Boosting Lucene search results using timestamps

2008-05-28

Since I spent quite a bit of time looking into how to do this properly so here’s a solution to a little problem that has been nagging me today: how make lucene take into account timestamps when returning search results. I don’t want to sort the results (that’s easy) but instead when two results match a query and get the same score from lucene, I want to see the newest first.

Basically in lucene this means influencing how it ‘scores’ entries against a query. So far I have been relying on the lucene QueryParser that implements a nice little query language with some cool features. However, the above requirement cannot be expressed as a query in that language.
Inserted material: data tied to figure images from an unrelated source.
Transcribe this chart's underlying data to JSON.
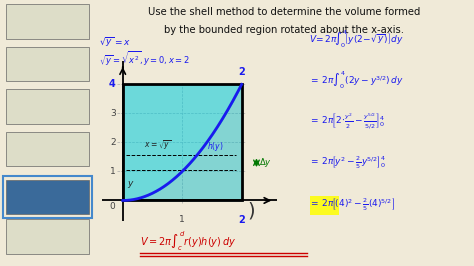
{
  "bg_color": "#f0ead8",
  "sidebar_dark": "#222222",
  "thumb_color": "#ddddc8",
  "thumb_highlight": "#3a6a9a",
  "thumb_border_highlight": "#4488cc",
  "title1": "Use the shell method to determine the volume formed",
  "title2": "by the bounded region rotated about the x-axis.",
  "eq_top1": "$\\sqrt{y} = x$",
  "eq_top2": "$\\sqrt{y} = \\sqrt{x^2}, y = 0, x = 2$",
  "rhs_texts": [
    "$V = 2\\pi\\int_0^4\\left[y(2-\\sqrt{y})\\right]dy$",
    "$= 2\\pi\\int_0^4(2y - y^{3/2})\\,dy$",
    "$= 2\\pi\\left[2\\cdot\\frac{y^2}{2} - \\frac{y^{5/2}}{5/2}\\right]_0^4$",
    "$= 2\\pi\\left[y^2 - \\frac{2}{5}y^{5/2}\\right]_0^4$",
    "$= 2\\pi\\left[(4)^2 - \\frac{2}{5}(4)^{5/2}\\right]$"
  ],
  "bottom_formula": "$V = 2\\pi\\int_c^d r(y)h(y)\\,dy$",
  "blue": "#1a1aee",
  "green": "#007700",
  "red": "#cc0000",
  "yellow": "#ffff00",
  "cyan1": "#00cccc",
  "cyan2": "#00bbcc"
}
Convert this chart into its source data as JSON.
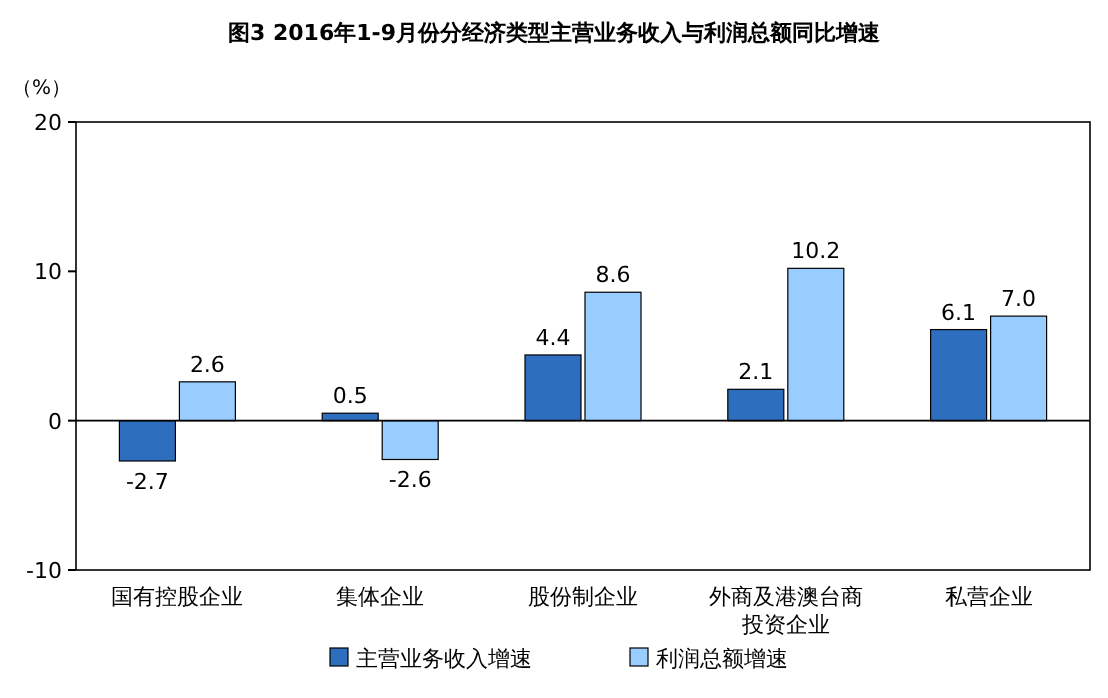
{
  "chart_data": {
    "type": "bar",
    "title": "图3 2016年1-9月份分经济类型主营业务收入与利润总额同比增速",
    "ylabel": "（%）",
    "categories": [
      "国有控股企业",
      "集体企业",
      "股份制企业",
      "外商及港澳台商投资企业",
      "私营企业"
    ],
    "series": [
      {
        "name": "主营业务收入增速",
        "color": "#2e6ebf",
        "values": [
          -2.7,
          0.5,
          4.4,
          2.1,
          6.1
        ],
        "value_labels": [
          "-2.7",
          "0.5",
          "4.4",
          "2.1",
          "6.1"
        ]
      },
      {
        "name": "利润总额增速",
        "color": "#99ccff",
        "values": [
          2.6,
          -2.6,
          8.6,
          10.2,
          7.0
        ],
        "value_labels": [
          "2.6",
          "-2.6",
          "8.6",
          "10.2",
          "7.0"
        ]
      }
    ],
    "ylim": [
      -10,
      20
    ],
    "yticks": [
      -10,
      0,
      10,
      20
    ],
    "ref_lines": [
      {
        "axis": "y",
        "value": 0,
        "color": "#000000"
      }
    ],
    "legend": "bottom"
  }
}
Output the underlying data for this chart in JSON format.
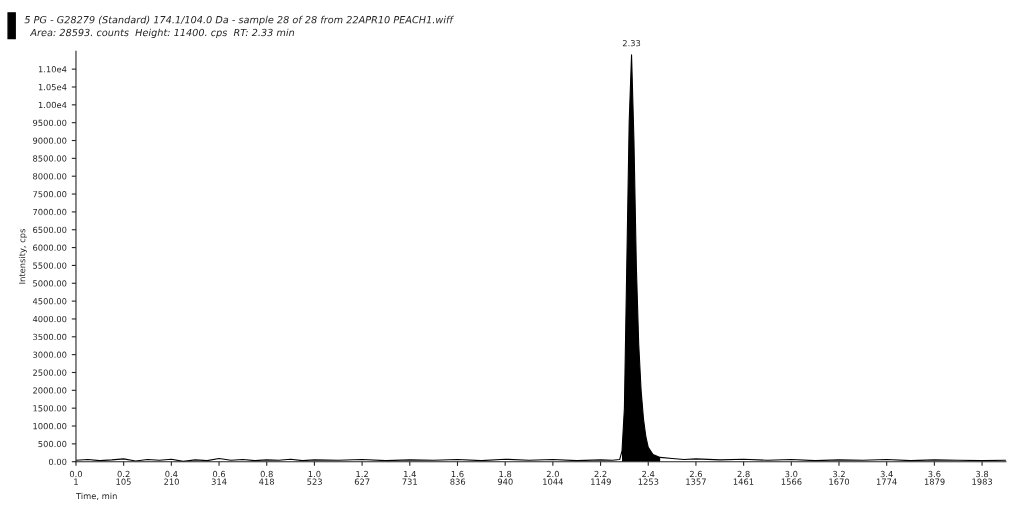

At best you might work with date ranges but that is not quite what I need.

So I had to dive into lucene architecture a bit more and after lots of digging came up with the following code:


String query="foo"
QueryParser parser =new QueryParser("name", new StandardAnalyzer());
Query q = parser.parse(query);
Sort updatedSort = new Sort();
FieldScoreQuery dateBooster = new FieldScoreQuery("timestampscore", FieldScoreQuery.Type.FLOAT);
CustomScoreQuery customQuery = new CustomScoreQuery(q, dateBooster);
Hits results = getSearcher().search(customQuery, updatedSort);

The FieldScoreQuery is a recent addition to lucene. I had to upgrade from 2.1 to 2.3 to get it. Essentially what it does is interpret a field as a float and deriving a score from it. Then the CustomScoreQuery combines the score with the score from my original query.

So far it is working beautifully. I basically added a float field to my index which is basically “0.” + timestamp where timestamp is formatted as a yyyyMMddhhmm string (lucene only has string fields). Consequently, later timestamps have a slightly higher score. I might have to tune the query a bit further by either using a weight or by manipulating the float a bit further.

If any Lucene gurus stumble upon this and have some useful advice, please use the comments.